Any Affymetrix genechip biomedical experts on the SDMBs?
The company I work for is embarking on a new project in the exciting field of oligonucleotide array/genechip analysis. Paticularly we are looking at gene expression during specific disease states in an attempt to develop diagnostic tests*.
Already, before we’ve even started, we are running into problems. One of the 1st steps in the process is to analyze the chip’s probe intensities into gene expression measures. Using the chip we have in mind each raw probe intensity file is a little over 30 megs. We would like to be able analyze 200 to 400 files at a time. For these calculations, we are attempting to use the open source R Project in combination with code developed by the fine folks at Bioconductor. On a two gig of RAM, Win32 terminal server, I’ve managed to process 38 files before I reached serious memory limitations and the machine locked up. So here are my questions:
1.) We would like to get a 64 bit linux workstation to avoid the 4 gig RAM limit of a 32-bit environment. R, though, is written and compiled for a 32 bit target. Will I be able to compile it from source for a 64-bit platform? If so, what will be it’s limitations? It’s not optimized for 64 bit, so I won’t get the speed but I’ll get the increased memory?

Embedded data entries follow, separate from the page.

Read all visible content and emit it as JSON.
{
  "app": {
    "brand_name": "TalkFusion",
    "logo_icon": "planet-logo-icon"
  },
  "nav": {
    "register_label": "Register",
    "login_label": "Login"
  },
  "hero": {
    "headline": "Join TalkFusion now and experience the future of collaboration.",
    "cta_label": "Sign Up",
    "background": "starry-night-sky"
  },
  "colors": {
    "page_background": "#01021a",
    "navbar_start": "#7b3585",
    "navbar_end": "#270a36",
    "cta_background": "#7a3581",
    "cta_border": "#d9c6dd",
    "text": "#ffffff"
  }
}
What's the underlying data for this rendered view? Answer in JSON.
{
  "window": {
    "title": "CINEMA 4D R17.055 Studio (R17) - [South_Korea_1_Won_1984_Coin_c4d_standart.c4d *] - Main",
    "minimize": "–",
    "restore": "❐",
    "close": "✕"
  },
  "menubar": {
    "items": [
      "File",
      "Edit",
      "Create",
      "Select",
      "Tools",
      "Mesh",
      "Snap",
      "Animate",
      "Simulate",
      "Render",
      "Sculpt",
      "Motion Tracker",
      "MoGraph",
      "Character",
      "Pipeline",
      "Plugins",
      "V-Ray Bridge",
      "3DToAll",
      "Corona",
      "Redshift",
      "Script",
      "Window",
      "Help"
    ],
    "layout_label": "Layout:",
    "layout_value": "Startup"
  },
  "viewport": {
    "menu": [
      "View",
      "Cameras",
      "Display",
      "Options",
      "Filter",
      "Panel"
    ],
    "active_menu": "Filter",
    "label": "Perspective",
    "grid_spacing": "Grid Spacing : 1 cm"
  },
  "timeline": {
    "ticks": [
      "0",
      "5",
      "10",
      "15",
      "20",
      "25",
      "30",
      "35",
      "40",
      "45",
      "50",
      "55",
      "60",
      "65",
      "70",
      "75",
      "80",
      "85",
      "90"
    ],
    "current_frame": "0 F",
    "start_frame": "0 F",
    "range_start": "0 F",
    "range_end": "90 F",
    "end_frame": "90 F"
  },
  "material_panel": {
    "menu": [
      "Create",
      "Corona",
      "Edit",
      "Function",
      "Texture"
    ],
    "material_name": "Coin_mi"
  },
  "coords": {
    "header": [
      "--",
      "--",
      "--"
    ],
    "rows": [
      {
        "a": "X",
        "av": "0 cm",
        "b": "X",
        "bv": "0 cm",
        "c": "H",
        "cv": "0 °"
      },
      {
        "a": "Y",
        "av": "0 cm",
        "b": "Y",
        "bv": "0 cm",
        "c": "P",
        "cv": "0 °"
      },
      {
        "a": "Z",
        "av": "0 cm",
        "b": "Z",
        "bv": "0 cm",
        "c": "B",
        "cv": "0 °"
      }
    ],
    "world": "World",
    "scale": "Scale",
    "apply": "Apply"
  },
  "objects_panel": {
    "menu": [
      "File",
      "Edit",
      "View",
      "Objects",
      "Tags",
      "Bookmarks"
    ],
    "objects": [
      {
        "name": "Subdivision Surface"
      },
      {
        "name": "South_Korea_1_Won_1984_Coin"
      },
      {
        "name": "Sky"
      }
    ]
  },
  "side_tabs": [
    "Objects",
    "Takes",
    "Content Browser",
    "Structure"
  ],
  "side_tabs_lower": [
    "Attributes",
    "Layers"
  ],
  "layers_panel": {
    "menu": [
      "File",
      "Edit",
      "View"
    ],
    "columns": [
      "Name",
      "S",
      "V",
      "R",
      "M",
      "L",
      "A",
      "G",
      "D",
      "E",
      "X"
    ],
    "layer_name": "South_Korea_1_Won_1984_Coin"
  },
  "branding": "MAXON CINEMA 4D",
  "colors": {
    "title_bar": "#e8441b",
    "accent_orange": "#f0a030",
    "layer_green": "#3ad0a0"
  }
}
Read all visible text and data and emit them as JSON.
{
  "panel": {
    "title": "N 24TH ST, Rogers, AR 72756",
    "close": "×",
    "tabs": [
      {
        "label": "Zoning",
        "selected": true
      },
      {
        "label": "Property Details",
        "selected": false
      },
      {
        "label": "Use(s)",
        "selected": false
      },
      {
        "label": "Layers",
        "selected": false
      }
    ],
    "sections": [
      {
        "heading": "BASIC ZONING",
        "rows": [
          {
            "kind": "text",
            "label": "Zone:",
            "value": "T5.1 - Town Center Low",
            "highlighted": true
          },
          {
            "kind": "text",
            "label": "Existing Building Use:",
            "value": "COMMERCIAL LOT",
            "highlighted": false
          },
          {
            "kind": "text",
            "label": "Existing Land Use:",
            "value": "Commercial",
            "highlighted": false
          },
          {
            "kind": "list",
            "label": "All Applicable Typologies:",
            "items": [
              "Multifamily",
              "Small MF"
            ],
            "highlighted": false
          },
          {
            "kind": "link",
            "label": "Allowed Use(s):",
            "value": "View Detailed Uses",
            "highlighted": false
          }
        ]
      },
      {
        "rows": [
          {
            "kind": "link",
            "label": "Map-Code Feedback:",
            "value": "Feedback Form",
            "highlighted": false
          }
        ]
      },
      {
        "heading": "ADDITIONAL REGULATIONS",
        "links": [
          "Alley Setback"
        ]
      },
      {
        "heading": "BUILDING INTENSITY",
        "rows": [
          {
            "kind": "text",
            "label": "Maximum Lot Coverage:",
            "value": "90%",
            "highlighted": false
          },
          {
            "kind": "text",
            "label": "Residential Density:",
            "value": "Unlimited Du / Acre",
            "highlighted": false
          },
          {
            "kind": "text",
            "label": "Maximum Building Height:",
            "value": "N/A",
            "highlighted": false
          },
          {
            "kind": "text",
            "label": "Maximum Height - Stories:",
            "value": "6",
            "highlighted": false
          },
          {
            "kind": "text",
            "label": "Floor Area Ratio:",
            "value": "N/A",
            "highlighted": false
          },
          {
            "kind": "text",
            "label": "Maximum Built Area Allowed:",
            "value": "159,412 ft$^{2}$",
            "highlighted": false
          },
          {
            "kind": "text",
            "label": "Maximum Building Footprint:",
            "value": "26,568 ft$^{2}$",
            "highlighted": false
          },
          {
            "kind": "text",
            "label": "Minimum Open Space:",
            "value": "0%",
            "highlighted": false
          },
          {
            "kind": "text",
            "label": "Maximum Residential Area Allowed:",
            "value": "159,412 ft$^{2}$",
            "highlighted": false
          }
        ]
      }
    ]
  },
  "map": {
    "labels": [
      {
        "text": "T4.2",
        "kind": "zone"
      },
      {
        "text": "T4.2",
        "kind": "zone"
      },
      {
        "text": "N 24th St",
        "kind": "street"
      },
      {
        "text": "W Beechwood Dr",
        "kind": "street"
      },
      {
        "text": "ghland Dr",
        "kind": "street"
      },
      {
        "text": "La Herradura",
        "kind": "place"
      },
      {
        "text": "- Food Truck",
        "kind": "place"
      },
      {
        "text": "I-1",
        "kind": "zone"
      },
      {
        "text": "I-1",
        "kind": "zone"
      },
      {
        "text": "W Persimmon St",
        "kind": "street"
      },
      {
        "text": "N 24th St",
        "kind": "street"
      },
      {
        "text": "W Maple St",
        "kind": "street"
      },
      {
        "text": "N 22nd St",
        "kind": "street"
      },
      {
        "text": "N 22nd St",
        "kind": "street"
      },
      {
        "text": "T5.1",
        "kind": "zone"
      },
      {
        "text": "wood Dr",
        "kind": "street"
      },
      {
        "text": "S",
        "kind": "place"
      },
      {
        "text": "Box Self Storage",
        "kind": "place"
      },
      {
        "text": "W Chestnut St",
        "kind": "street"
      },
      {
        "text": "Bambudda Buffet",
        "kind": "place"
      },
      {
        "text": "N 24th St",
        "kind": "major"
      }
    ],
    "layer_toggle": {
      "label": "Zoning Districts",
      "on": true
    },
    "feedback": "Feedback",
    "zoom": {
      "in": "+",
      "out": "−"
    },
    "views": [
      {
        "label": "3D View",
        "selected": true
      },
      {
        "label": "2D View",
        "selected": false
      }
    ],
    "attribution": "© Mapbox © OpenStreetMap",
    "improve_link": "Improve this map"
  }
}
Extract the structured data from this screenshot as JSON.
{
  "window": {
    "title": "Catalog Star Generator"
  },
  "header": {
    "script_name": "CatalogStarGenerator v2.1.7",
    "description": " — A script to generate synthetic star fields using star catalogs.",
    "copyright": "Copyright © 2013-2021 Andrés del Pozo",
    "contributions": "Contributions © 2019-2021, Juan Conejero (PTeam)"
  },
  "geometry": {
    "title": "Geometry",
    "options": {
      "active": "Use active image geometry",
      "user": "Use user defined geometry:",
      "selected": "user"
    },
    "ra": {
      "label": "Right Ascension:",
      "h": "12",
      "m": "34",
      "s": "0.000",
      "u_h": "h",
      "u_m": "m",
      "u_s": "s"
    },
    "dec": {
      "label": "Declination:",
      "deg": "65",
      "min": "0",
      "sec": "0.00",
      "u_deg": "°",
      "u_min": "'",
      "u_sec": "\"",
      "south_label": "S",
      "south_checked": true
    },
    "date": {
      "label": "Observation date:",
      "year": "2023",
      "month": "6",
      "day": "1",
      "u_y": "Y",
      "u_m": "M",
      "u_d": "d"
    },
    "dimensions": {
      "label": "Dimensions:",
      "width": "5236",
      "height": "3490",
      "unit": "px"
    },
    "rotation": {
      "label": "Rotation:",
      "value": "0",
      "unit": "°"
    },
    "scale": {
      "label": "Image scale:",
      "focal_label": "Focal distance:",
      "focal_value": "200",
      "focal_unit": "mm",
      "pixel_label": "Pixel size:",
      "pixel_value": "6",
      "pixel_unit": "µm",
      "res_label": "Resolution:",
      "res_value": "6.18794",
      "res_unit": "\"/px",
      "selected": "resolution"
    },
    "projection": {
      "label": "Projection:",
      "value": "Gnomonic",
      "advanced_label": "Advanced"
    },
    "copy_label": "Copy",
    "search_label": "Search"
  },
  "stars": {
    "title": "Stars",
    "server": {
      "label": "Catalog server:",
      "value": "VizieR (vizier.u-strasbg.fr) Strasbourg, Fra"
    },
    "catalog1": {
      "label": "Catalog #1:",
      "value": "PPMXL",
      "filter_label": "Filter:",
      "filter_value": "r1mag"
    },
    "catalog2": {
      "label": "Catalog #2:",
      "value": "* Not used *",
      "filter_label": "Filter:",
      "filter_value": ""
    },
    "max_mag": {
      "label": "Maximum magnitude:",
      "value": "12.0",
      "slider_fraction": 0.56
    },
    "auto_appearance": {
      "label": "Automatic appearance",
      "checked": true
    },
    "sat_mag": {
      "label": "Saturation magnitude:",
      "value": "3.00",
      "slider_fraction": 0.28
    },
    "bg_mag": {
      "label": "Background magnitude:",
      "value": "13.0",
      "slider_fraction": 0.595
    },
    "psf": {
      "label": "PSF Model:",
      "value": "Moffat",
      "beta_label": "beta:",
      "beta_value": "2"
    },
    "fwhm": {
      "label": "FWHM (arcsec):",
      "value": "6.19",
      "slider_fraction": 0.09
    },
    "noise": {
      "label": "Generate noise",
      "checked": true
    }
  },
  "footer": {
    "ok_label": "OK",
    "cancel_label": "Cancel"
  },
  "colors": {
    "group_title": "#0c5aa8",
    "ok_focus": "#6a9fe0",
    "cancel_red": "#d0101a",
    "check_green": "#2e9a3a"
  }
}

2.) R requires both a C and Fortran compiler. Getting a 64 bit version of GCC is easy but what about a Fortran compiler? I believe I’ll need F2C or F77.
3.) With 20+ gigs of RAM, anybody know how many files we’ll be able to analyze? The memory usage/# of file relationship is not quite linear.
I’ve asked other bizarre questions here, so what the hell, I’m giving is a shot.
*My apologies for that crappy summary explanation, I’m a programmer, not a microbiologist. I further apologize for the long, long question.